Konsumsi protein hewani yang rendah dapat berdampak pada tingkat kecerdasan dan kualitas hidup penduduk. Negara Malaysia yang pada tahun 1970-an mendatangkan guru-guru dari Indonesia, sekarang jauh meninggalkan Indonesia, terutama dalam kualitas sumber daya manusia (SDM) sebagaimana ditunjukkan oleh peringkat Human Development Indeks (HDI) tahun 2004 yang dikeluarkan United Nation Development Program (UNDP). Dalam periode tersebut, Indonesia berada pada peringkat ke-111, satu tingkat di atas Vietnam (112), namun jauh di bawah negara ASEAN lainnya, Singapura (peringkat 25), Malaysia (59), Thailand (76) dan Fhilipina (83) (Rusfidra, 2006a).
  Studi Monckeberg (1971) dalam Rusfidra (2005c) menunjukkan adanya hubungan tingkat konsumsi protein hewani pada anak usia pra-sekolah. Konsumsi protein hewani yang rendah pada anak usia prasekolah dapat mengakibatkan anak-anak berbakat normal menjadi sub-normal atau bahkan defisien. Peningkatan konsumsi protein hewani dapat mengurangi frekuensi kejadian defisiensi mental. Ironisnya mereka pada umumnya berasal dari keluarga tidak mampu (miskin).  Selain untuk kecerdasan, protein hewani dibutuhkan untuk daya tahan tubuh. Shiraki et al. (1972) dalam Rusfidra (2005c) membuktikan peranan protein hewani dalam mencegah terjadinya anemia pada orang yang menggunakan otot untuk bekerja keras. Gejala anemia tersebut dikenal dengan istilah “sport anemia”. Penyakit ini dapat dicegah dengan mengkonsumsi protein yang tinggi, dimana sebanyak 50% dari protein yang dikonsumsi harus berasal dari protein hewani.

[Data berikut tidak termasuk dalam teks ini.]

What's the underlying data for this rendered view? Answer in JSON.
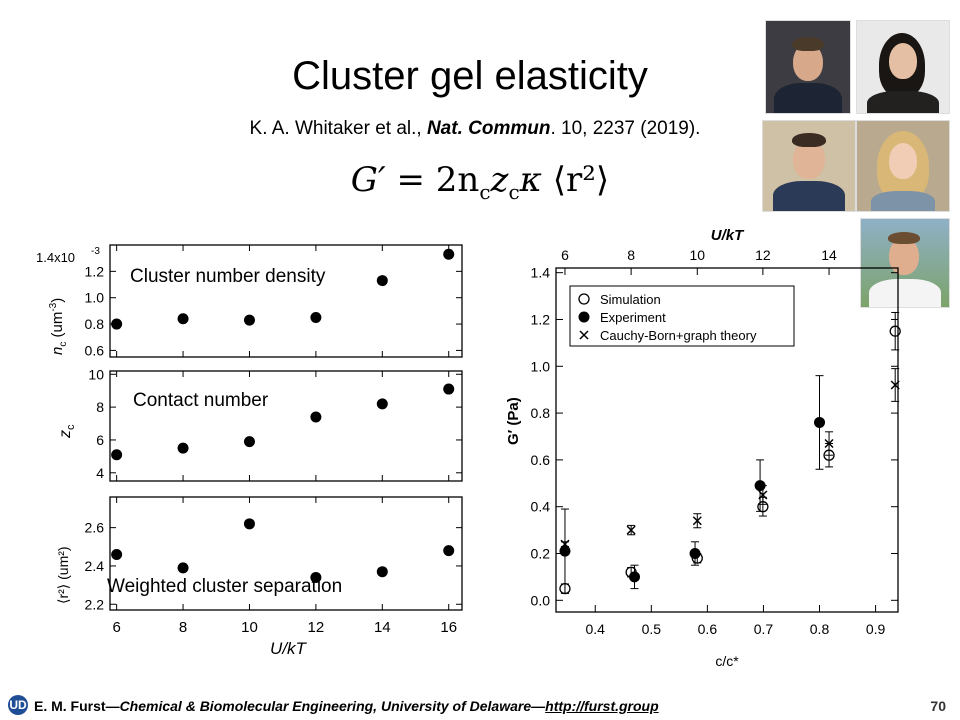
{
  "slide": {
    "title": "Cluster gel elasticity",
    "citation_authors": "K. A. Whitaker et al., ",
    "citation_journal": "Nat. Commun",
    "citation_rest": ". 10, 2237 (2019).",
    "formula_lhs": "G′",
    "formula_rhs": "= 2n",
    "formula_sub_c": "c",
    "formula_z": "z",
    "formula_kappa": "κ",
    "formula_r2": "⟨r²⟩",
    "footer_name": "E. M. Furst",
    "footer_affil": "—Chemical & Biomolecular Engineering, University of Delaware—",
    "footer_link": "http://furst.group",
    "page_number": "70",
    "logo_text": "UD"
  },
  "chart_data": [
    {
      "type": "scatter",
      "panel_label": "Cluster number density",
      "ylabel": "n_c (um⁻³)",
      "ylabel_main": "n",
      "ylabel_sub": "c",
      "ylabel_unit": " (um",
      "ylabel_sup": "-3",
      "ylabel_close": ")",
      "scale_note": "1.4x10",
      "scale_exp": "-3",
      "ylim": [
        0.55,
        1.4
      ],
      "yticks": [
        0.6,
        0.8,
        1.0,
        1.2
      ],
      "ytick_labels": [
        "0.6",
        "0.8",
        "1.0",
        "1.2"
      ],
      "x": [
        6,
        8,
        10,
        12,
        14,
        16
      ],
      "y": [
        0.8,
        0.84,
        0.83,
        0.85,
        1.13,
        1.33
      ]
    },
    {
      "type": "scatter",
      "panel_label": "Contact number",
      "ylabel": "z_c",
      "ylabel_main": "z",
      "ylabel_sub": "c",
      "ylim": [
        3.5,
        10.2
      ],
      "yticks": [
        4,
        6,
        8,
        10
      ],
      "ytick_labels": [
        "4",
        "6",
        "8",
        "10"
      ],
      "x": [
        6,
        8,
        10,
        12,
        14,
        16
      ],
      "y": [
        5.1,
        5.5,
        5.9,
        7.4,
        8.2,
        9.1
      ]
    },
    {
      "type": "scatter",
      "panel_label": "Weighted cluster separation",
      "ylabel": "⟨r²⟩ (um²)",
      "ylabel_text": "⟨r²⟩ (um²)",
      "ylim": [
        2.17,
        2.76
      ],
      "yticks": [
        2.2,
        2.4,
        2.6
      ],
      "ytick_labels": [
        "2.2",
        "2.4",
        "2.6"
      ],
      "x": [
        6,
        8,
        10,
        12,
        14,
        16
      ],
      "y": [
        2.46,
        2.39,
        2.62,
        2.34,
        2.37,
        2.48
      ],
      "xlabel": "U/kT",
      "xlim": [
        5.8,
        16.4
      ],
      "xticks": [
        6,
        8,
        10,
        12,
        14,
        16
      ],
      "xtick_labels": [
        "6",
        "8",
        "10",
        "12",
        "14",
        "16"
      ]
    },
    {
      "type": "scatter",
      "xlabel": "c/c*",
      "ylabel": "G′ (Pa)",
      "top_xlabel": "U/kT",
      "xlim": [
        0.33,
        0.94
      ],
      "ylim": [
        -0.05,
        1.42
      ],
      "xticks": [
        0.4,
        0.5,
        0.6,
        0.7,
        0.8,
        0.9
      ],
      "xtick_labels": [
        "0.4",
        "0.5",
        "0.6",
        "0.7",
        "0.8",
        "0.9"
      ],
      "yticks": [
        0.0,
        0.2,
        0.4,
        0.6,
        0.8,
        1.0,
        1.2,
        1.4
      ],
      "ytick_labels": [
        "0.0",
        "0.2",
        "0.4",
        "0.6",
        "0.8",
        "1.0",
        "1.2",
        "1.4"
      ],
      "top_xticks": [
        6,
        8,
        10,
        12,
        14
      ],
      "top_xtick_labels": [
        "6",
        "8",
        "10",
        "12",
        "14"
      ],
      "top_xtick_positions_cc": [
        0.346,
        0.464,
        0.582,
        0.699,
        0.817
      ],
      "legend_position": "top-left",
      "series": [
        {
          "name": "Simulation",
          "marker": "open-circle",
          "x": [
            0.346,
            0.464,
            0.582,
            0.699,
            0.817,
            0.935
          ],
          "y": [
            0.05,
            0.12,
            0.18,
            0.4,
            0.62,
            1.15
          ],
          "err": [
            0.02,
            0.02,
            0.02,
            0.04,
            0.05,
            0.08
          ]
        },
        {
          "name": "Experiment",
          "marker": "filled-circle",
          "x": [
            0.346,
            0.47,
            0.578,
            0.694,
            0.8
          ],
          "y": [
            0.21,
            0.1,
            0.2,
            0.49,
            0.76
          ],
          "err": [
            0.18,
            0.05,
            0.05,
            0.11,
            0.2
          ]
        },
        {
          "name": "Cauchy-Born+graph theory",
          "marker": "x",
          "x": [
            0.346,
            0.464,
            0.582,
            0.699,
            0.817,
            0.935
          ],
          "y": [
            0.24,
            0.3,
            0.34,
            0.45,
            0.67,
            0.92
          ],
          "err": [
            0.01,
            0.02,
            0.03,
            0.04,
            0.05,
            0.07
          ]
        }
      ]
    }
  ]
}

Protein hewani memiliki komposisi asam amino yang lengkap dan dibutuhkan tubuh. Nilai hayati protein hewani relatif tinggi. Nilai hayati menggambarkan berapa banyak nitrogen (N) dari suatu protein dalam pangan yang dimanfaatkan oleh tubuh untuk pembuatan protein tubuh. Semakin tinggi nilai hayati protein suatu bahan pangan makin banyak zat N dari protein tersebut yang dapat dimanfaatkan untuk pembentukan protein tubuh.
BAB III
RUMUSAN MASALAH
Ada beberapa masalah yang akan dibahas dalam makalah ini,antara lain:
       3.1.pengertian Ternak
       3.2. Apakah Arti penting pangan hewani itu ?
      3.3. Apakah Manfaat protein hewani ?
      3.4. Bagaimana cara mengembangan Ternak  ?
      3.5. Apa produk peternakan itu ?
      3.6 .Apa sajakah tantangan dalam penyediaan protein hewani ?
3.7. Bagaimana upaya dalam penyedian pangan hewani di Indonesia ?


BAB IV
PEMBAHASAN

  3.1.Pengertian Ternak
  Ternak adalah hewan yang dengan sengaja dipelihara sebagai sumber pangan yang bermutu
tinggi,Pakaian yang mahal dan prestisius,Hasil samping RPH(Bahan dasar berbagai proses
kimiawi dan pakan ternak),Hewan coba(Penemuan IPTEK),Hiburan/hobi,sumber bahan
baku industri, atau sebagai pembantu pekerjaan manusia. Usaha pemeliharaan ternak disebut
sebagai peternakan (atau perikanan, untuk kelompok hewan tertentu) dan merupakan bagian
dari kegiatan pertanian secara umum.Ternak dalam mencukupi kebutuhan non
pangan:wool,bulu,dan kulit hewan serta Pupuk kandang.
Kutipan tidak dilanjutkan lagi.